Yacov Hadas-Handelsman, the Israeli ambassador in Budapest, has defended Hungarian Prime Minister Viktor Orbán following an anti-Semitic slur directed at him last month by the far-right Jobbik party leader Márton Gyöngyösi.
“This is but further evidence regarding the true nature of Jobbik,” Hadas-Handelsman told daily Magyar Nemzet. The newspaper asked the Israeli ambassador for comment after other press reports unearthed an e-mail exchange between Gyöngyösi and János Stummer, then vice-president of Jobbik.
In it, Gyöngyüsi wrote, “I did not want to comment directly on Orbán’s provocative remark, but rather indirectly, through criticism and condemnation of the U.S. action. I would have preferred to write that he was a Zionist mercenary, a prisoner of the Lubavitch sect, but I am not sure I would have gotten away with that.”
At the time, the Jobbik leadership was discussing the position to be taken in their statement on “the situation in Iran.” The context was the U.S. assassination in 2020 of Iranian spy chief, Kashim Suleymani.

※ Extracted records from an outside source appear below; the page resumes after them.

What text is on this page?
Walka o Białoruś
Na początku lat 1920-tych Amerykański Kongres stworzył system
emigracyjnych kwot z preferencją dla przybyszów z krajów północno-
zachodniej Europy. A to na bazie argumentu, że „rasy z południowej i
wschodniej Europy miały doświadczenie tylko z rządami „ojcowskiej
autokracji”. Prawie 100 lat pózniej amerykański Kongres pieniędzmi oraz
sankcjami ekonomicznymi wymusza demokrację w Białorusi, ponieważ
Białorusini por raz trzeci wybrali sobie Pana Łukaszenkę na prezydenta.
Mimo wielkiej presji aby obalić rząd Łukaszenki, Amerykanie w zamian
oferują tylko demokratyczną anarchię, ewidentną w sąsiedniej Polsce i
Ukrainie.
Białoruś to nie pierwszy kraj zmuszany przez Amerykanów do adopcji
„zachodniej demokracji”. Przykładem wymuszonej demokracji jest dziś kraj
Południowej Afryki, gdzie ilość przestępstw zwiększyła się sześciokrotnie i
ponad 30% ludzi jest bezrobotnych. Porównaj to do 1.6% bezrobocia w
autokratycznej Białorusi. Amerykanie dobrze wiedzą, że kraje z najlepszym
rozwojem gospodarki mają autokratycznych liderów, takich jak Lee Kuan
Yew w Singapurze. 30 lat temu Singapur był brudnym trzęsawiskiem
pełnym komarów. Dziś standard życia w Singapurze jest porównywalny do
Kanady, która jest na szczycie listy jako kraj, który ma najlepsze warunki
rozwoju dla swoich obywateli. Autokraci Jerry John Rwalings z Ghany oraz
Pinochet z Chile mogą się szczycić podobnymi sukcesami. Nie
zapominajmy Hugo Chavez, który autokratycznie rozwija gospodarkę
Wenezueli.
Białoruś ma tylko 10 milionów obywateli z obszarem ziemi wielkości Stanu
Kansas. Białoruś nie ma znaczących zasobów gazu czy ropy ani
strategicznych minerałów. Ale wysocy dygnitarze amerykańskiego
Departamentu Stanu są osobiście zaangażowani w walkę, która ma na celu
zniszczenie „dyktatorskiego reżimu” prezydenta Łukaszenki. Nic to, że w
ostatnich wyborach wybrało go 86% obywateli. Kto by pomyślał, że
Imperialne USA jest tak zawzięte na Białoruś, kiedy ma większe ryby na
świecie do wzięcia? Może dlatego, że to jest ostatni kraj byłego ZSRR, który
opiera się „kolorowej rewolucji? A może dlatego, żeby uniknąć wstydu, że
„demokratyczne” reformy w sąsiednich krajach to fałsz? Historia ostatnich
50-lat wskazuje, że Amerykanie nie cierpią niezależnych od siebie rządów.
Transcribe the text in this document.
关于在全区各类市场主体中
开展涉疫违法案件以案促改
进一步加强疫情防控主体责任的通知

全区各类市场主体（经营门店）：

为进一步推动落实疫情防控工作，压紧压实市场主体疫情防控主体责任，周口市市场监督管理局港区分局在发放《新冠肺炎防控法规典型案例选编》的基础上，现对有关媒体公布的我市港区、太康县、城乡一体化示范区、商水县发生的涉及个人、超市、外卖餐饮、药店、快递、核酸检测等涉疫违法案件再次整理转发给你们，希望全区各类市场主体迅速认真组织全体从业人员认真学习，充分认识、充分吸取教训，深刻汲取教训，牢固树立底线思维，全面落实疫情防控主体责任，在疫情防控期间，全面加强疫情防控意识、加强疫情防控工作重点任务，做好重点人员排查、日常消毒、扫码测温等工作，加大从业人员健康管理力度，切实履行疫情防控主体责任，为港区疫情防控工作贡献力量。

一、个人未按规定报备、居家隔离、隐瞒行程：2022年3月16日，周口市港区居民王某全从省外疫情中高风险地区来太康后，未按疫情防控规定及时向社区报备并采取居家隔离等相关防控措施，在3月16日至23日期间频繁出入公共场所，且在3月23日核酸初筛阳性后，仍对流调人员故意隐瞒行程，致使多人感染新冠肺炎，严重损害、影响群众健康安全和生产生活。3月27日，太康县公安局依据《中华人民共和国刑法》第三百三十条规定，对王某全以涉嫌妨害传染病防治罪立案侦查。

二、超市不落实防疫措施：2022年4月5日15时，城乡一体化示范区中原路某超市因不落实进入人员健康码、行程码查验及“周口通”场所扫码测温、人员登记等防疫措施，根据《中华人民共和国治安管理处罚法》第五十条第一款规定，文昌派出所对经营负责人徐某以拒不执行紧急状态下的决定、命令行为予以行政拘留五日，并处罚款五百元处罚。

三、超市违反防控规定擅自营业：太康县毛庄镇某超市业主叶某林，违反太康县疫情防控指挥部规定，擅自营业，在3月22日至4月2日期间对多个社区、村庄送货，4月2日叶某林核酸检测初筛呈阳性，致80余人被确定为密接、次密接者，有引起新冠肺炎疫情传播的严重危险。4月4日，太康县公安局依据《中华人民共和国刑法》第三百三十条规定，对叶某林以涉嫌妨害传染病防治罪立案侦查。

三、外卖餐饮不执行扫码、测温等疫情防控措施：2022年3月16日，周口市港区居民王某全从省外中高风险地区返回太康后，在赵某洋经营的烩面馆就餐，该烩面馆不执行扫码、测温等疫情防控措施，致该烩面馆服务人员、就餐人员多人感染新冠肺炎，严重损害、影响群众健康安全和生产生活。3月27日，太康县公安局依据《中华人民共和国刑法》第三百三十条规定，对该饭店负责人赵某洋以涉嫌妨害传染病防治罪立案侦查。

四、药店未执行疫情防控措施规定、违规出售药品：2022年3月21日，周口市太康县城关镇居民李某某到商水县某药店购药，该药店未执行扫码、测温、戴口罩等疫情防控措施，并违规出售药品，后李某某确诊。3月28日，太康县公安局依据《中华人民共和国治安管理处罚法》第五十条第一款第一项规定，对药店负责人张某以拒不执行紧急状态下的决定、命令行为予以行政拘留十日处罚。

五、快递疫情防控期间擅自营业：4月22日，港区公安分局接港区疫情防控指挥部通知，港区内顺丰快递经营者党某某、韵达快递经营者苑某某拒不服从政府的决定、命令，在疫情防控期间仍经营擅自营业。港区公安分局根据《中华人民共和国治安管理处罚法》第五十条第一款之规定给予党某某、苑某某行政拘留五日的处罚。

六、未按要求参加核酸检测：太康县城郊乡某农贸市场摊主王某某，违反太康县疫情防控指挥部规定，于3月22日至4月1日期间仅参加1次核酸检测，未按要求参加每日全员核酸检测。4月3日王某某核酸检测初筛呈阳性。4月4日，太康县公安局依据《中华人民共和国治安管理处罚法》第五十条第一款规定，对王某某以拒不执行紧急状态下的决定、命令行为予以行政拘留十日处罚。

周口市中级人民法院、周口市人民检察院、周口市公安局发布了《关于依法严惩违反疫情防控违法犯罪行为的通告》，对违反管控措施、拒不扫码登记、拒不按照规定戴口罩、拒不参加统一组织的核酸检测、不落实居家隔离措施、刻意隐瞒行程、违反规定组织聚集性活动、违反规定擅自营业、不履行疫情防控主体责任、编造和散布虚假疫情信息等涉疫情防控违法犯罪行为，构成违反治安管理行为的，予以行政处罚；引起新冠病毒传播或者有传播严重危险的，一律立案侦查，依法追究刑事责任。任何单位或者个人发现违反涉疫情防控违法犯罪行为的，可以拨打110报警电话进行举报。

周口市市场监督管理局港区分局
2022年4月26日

Magyar Nemzet also asked the U.S. ambassador to Budapest, David Pressman, for comment, but he did not respond.
Márton Gyöngyösi became famous for his anti-Semitic statements
This is not the first time the Jobbik chairman has made anti-Semitic statements. In 2012, he called for a list of Jewish MPs in the Hungarian parliament. He said that it was time to make a list of “how many people of Jewish origin living here, and especially in the Hungarian parliament and the Hungarian government, pose a certain national security risk to Hungary.”
Gyöngyösi, however, has not backed down in recent years. At a public forum a few years ago, the Jobbik leader said that “every single citizen” of Israel walking freely around the world is a “national security risk.”